- Born: Urumqi, Xinjiang
- Other names: Kalbinur Sidik
- Occupation: Language teacher
- Known for: Human rights activism

= Qelbinur Sidik =

Kelbinur Sidik (also spelled Qelbinur Sidik) is a human rights activist from China’s ethnic Uzbek minority. Having fled persecution by the Chinese communist government, she now speaks about the human rights abuses faced by ethnic and religious minorities in China.

==Biography==
Sidik was born in Urumqi, Xinjiang. She has worked as a Mandarin language teacher since 1999. In 2016, the Uyghur region came under control of Chen Quanguo, previous governor of the Tibet province. That year, Sidik was forcibly moved to state-run concentration camps to teach Mandarin to ethnic Uyghurs. There she witnessed human rights abuses, torture, and sexual violence against detainees, and was told if she reported any of her sightings, she and her family would be enrolled in the camps. In 2017, Sidik was assigned to a camp for women where she reportedly witnessed 10,000 women with shaved heads having been detained for unauthorized international travel. Her account of this camp included regular sexual and physical abuse, as well as mental breakdowns being a regularity.

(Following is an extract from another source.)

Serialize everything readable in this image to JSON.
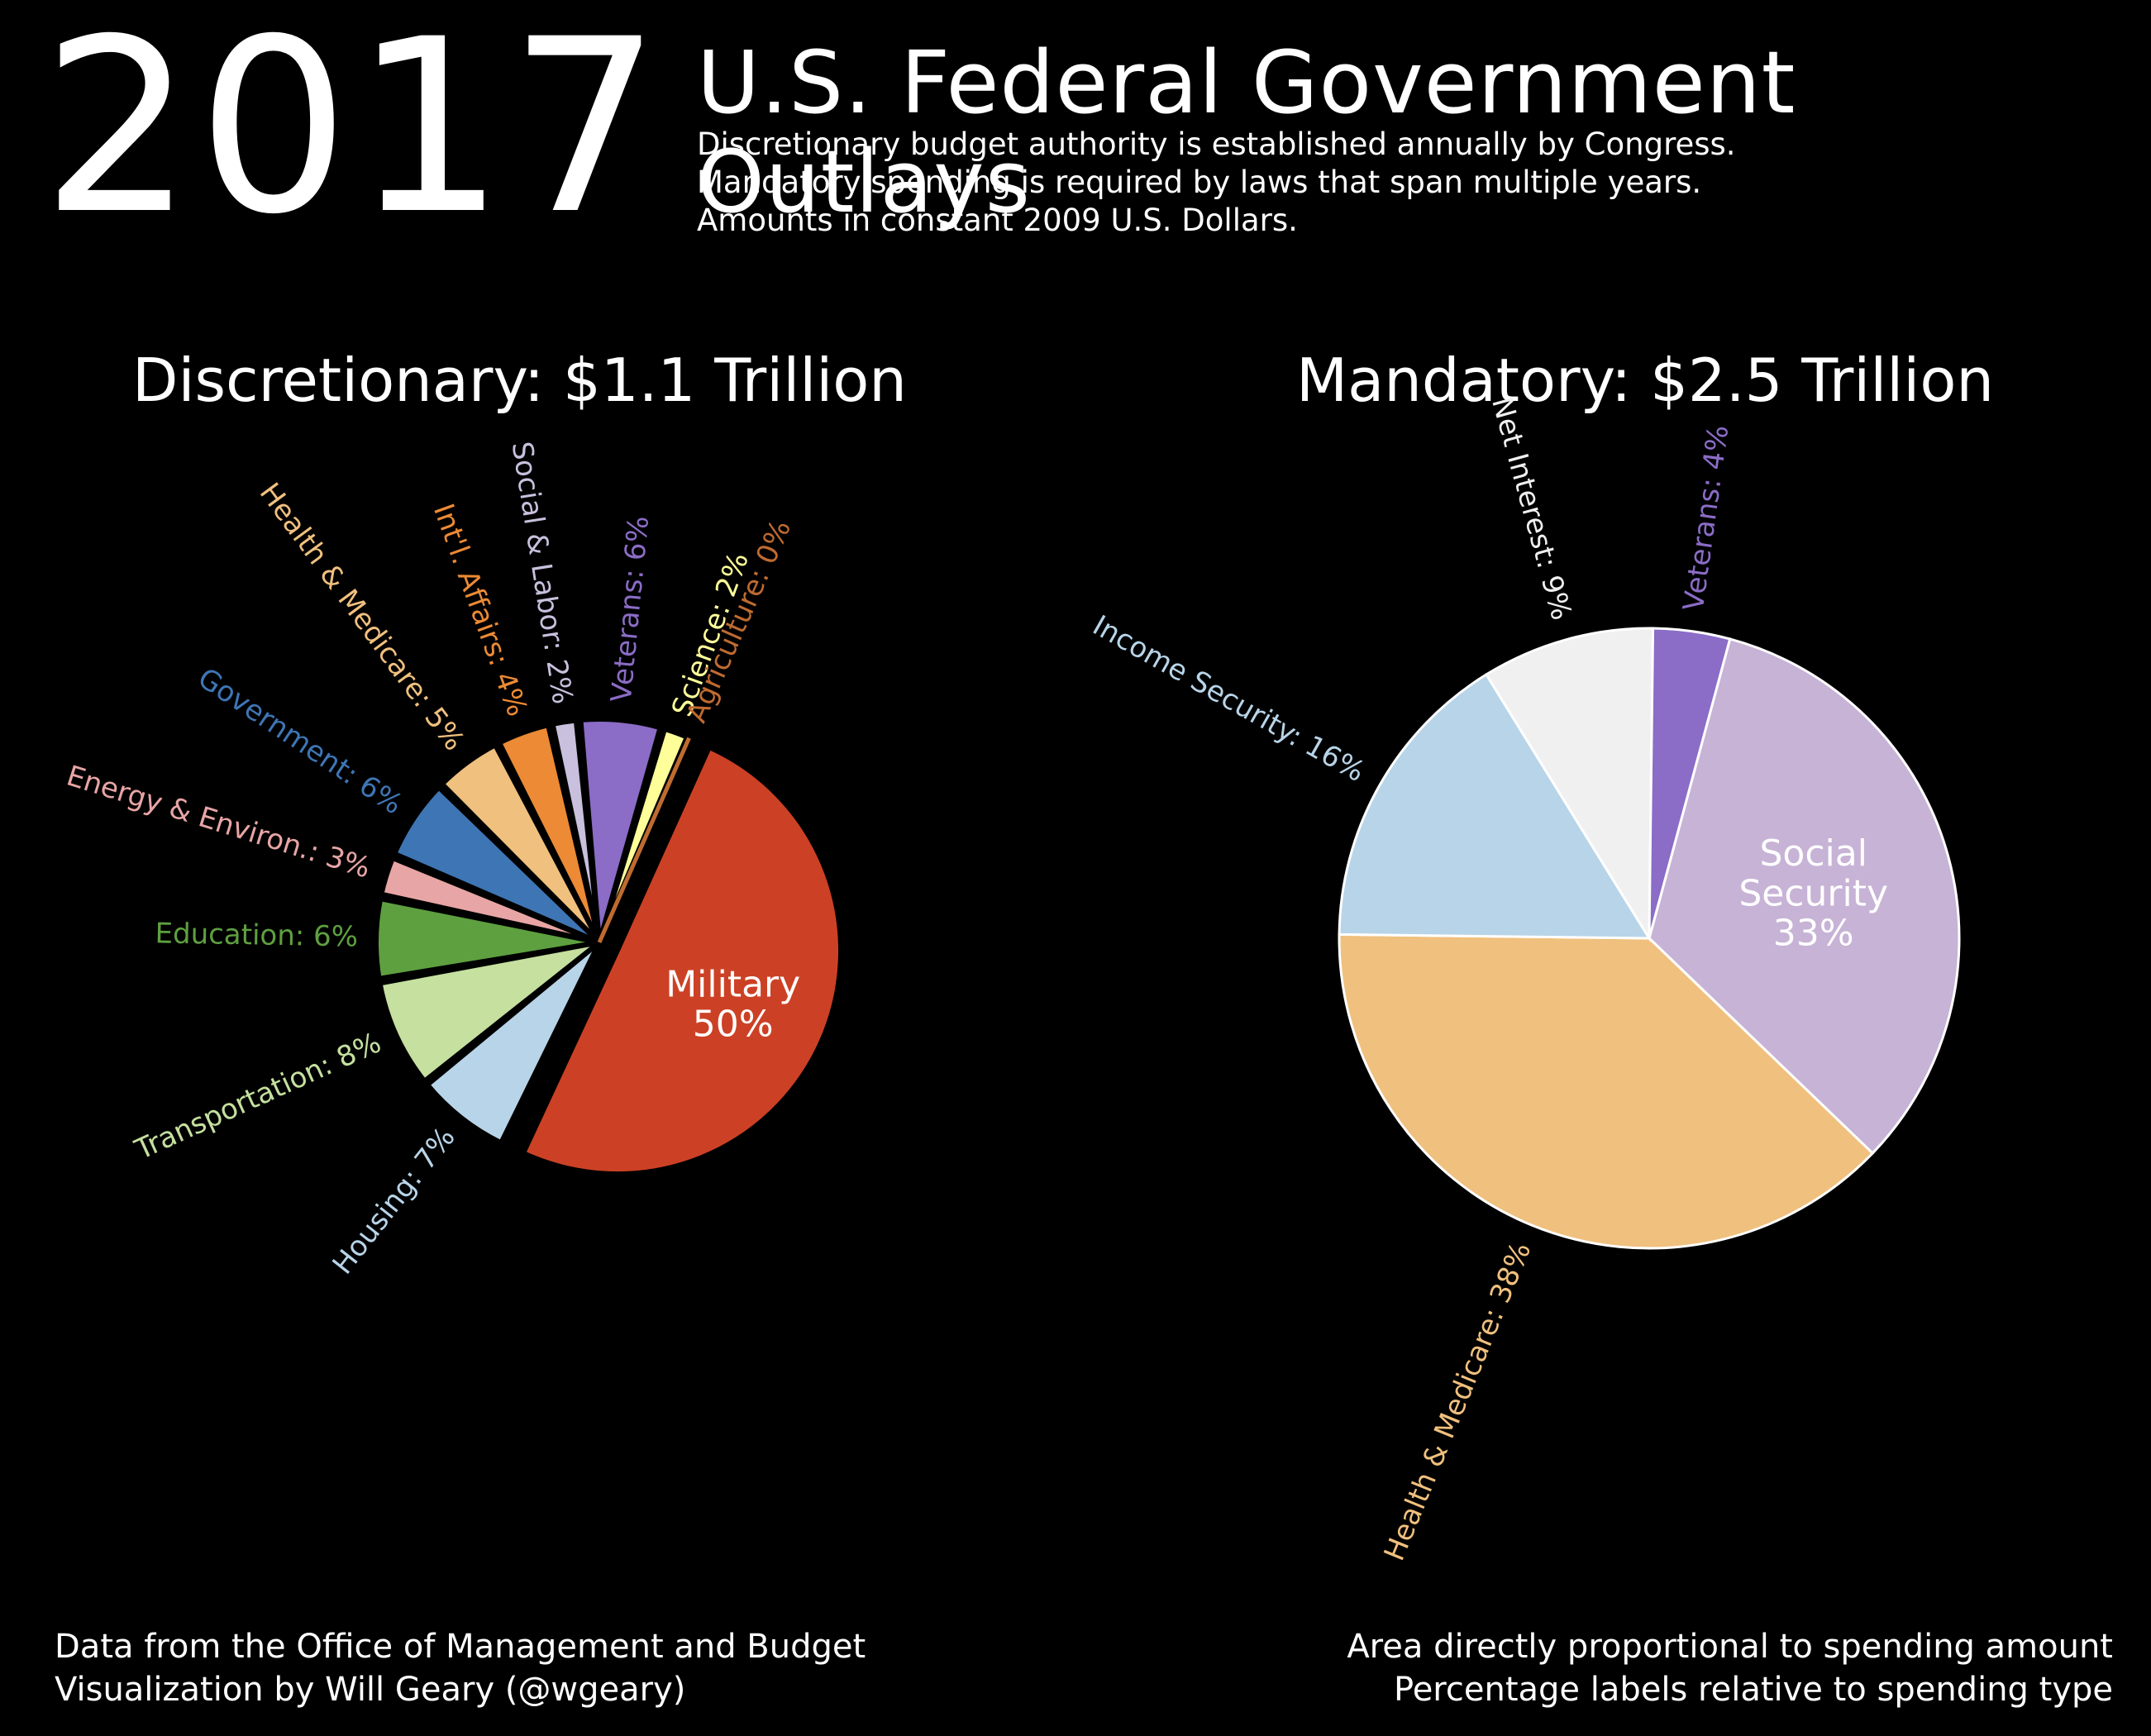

She was denied basic rights and was barred from travel, eventually undergoing forced sterilization, causing medical complications. Eventually, she was granted permission to fly to the Netherlands to seek medical treatment and there decided to seek asylum. Despite threats and harassment by the Chinese government, Sidik continues her work exposing the atrocities at the camps and the persecution of Uyghurs in China. She has testified before the United States Congress on these human rights abuses and lectures internationally.